Content-Type: text/html; charset=UTF-8

Ils ne peuvent souffrir


"Huit jours après qu'elle eut été défendue, on représenta devant la Cour une pièce intitulée Scaramouche ermite ; et le roi, en sortant, dit au grand prince que je veux dire: « Je voudrais bien savoir pourquoi les gens qui se scandalisent si fort de la comédie de Molière ne disent mot de celle de Scaramouche »; à quoi le prince répondit: « La raison de cela, c'est que la comédie de Scaramouche joue le ciel et la religion, dont ces messieurs-là ne se soucient point; mais celle de Molière les joue eux-mêmes; c'est ce qu'ils ne peuvent souffrir."
Le Tartuffe, préface

"Quelque mine qu'ils fassent, ce n'est point du tout l'intérêt de Dieu qui les peut émouvoir; ils l'ont assez montré dans les comédies qu'ils ont souffert qu'on ait jouées tant de fois en public sans en dire le moindre mot.

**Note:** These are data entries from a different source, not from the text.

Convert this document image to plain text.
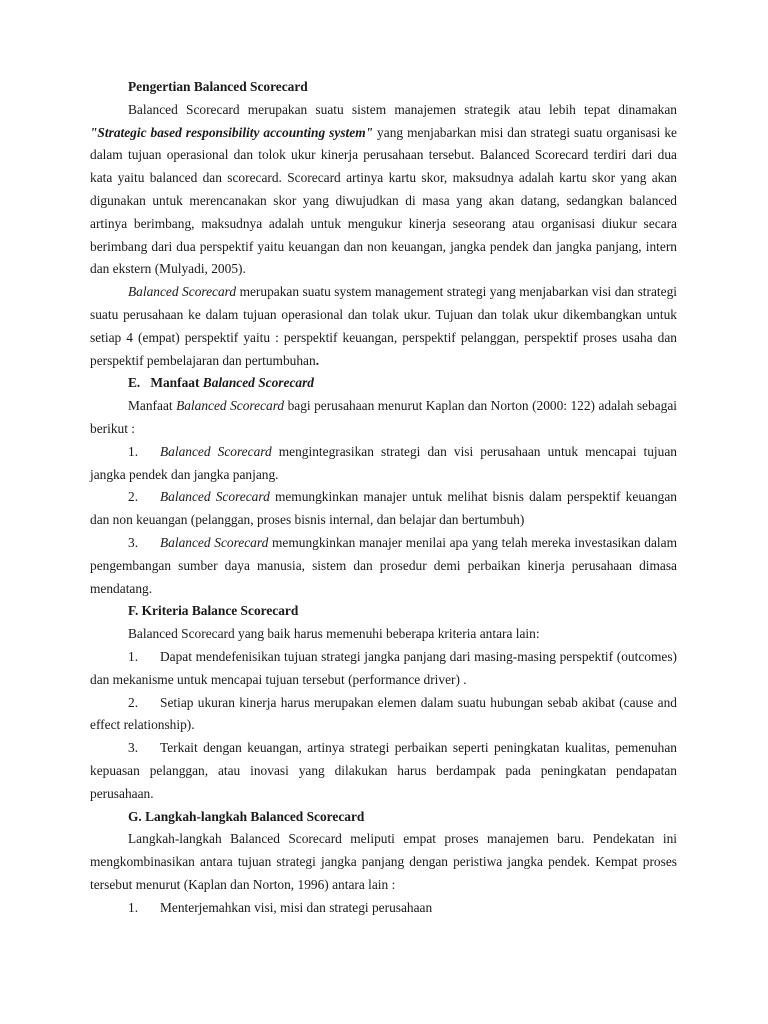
Pengertian Balanced Scorecard

Balanced Scorecard merupakan suatu sistem manajemen strategik atau lebih tepat dinamakan "Strategic based responsibility accounting system" yang menjabarkan misi dan strategi suatu organisasi ke dalam tujuan operasional dan tolok ukur kinerja perusahaan tersebut. Balanced Scorecard terdiri dari dua kata yaitu balanced dan scorecard. Scorecard artinya kartu skor, maksudnya adalah kartu skor yang akan digunakan untuk merencanakan skor yang diwujudkan di masa yang akan datang, sedangkan balanced artinya berimbang, maksudnya adalah untuk mengukur kinerja seseorang atau organisasi diukur secara berimbang dari dua perspektif yaitu keuangan dan non keuangan, jangka pendek dan jangka panjang, intern dan ekstern (Mulyadi, 2005).

Balanced Scorecard merupakan suatu system management strategi yang menjabarkan visi dan strategi suatu perusahaan ke dalam tujuan operasional dan tolak ukur. Tujuan dan tolak ukur dikembangkan untuk setiap 4 (empat) perspektif yaitu : perspektif keuangan, perspektif pelanggan, perspektif proses usaha dan perspektif pembelajaran dan pertumbuhan.

E. Manfaat Balanced Scorecard

Manfaat Balanced Scorecard bagi perusahaan menurut Kaplan dan Norton (2000: 122) adalah sebagai berikut :

1. Balanced Scorecard mengintegrasikan strategi dan visi perusahaan untuk mencapai tujuan jangka pendek dan jangka panjang.

2. Balanced Scorecard memungkinkan manajer untuk melihat bisnis dalam perspektif keuangan dan non keuangan (pelanggan, proses bisnis internal, dan belajar dan bertumbuh)

3. Balanced Scorecard memungkinkan manajer menilai apa yang telah mereka investasikan dalam pengembangan sumber daya manusia, sistem dan prosedur demi perbaikan kinerja perusahaan dimasa mendatang.

F. Kriteria Balance Scorecard

Balanced Scorecard yang baik harus memenuhi beberapa kriteria antara lain:

1. Dapat mendefenisikan tujuan strategi jangka panjang dari masing-masing perspektif (outcomes) dan mekanisme untuk mencapai tujuan tersebut (performance driver) .

2. Setiap ukuran kinerja harus merupakan elemen dalam suatu hubungan sebab akibat (cause and effect relationship).

3. Terkait dengan keuangan, artinya strategi perbaikan seperti peningkatan kualitas, pemenuhan kepuasan pelanggan, atau inovasi yang dilakukan harus berdampak pada peningkatan pendapatan perusahaan.

G. Langkah-langkah Balanced Scorecard

Langkah-langkah Balanced Scorecard meliputi empat proses manajemen baru. Pendekatan ini mengkombinasikan antara tujuan strategi jangka panjang dengan peristiwa jangka pendek. Kempat proses tersebut menurut (Kaplan dan Norton, 1996) antara lain :

1. Menterjemahkan visi, misi dan strategi perusahaan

Celles-là n'attaquaient que la piété et la religion, dont ils se soucient fort peu mais celle-ci les attaque et les joue eux-mêmes, et c'est ce qu'ils ne peuvent souffrir."
Le Tartuffe, Second Placet

La distinction avait déjà été établie par Boileau dans le "Discours au Roi", qui ouvre le recueil des Satires de Monsieur D***, publiées en 1669 :

Mais bien que d'un faux zèle ils marquent leur faiblesse
Chacun voit qu'en effet la vérité les blesse,
En vain, d'un lâche orgueil leur esprit revêtu
Se couvre du manteau d'une austère vertu;
Leur coeur, qui se connaît, et qui fuit la lumière
S'il se moque de Dieu, craint Tartuffe et Molière.
(p. 5)

L'anecdote sera reprise dans une des lettres de Madame de Sévigné :

J'ai tort, ma bonne, en vérité, c'est moi qui suis hérétique; j'offense les jésuites, et vous n'attaquez que le baptême : il n'y a point de comparaison. Vous souvient- il quand on défendait Tartuffe et qu'on jouait publiquement Le Festin de Pierre, et de ce que dit Monsieur le Prince? c'est que l'une ne voulait renverser que la religion, mais l'autre offensait les dévots : a l'applicazione, Signora.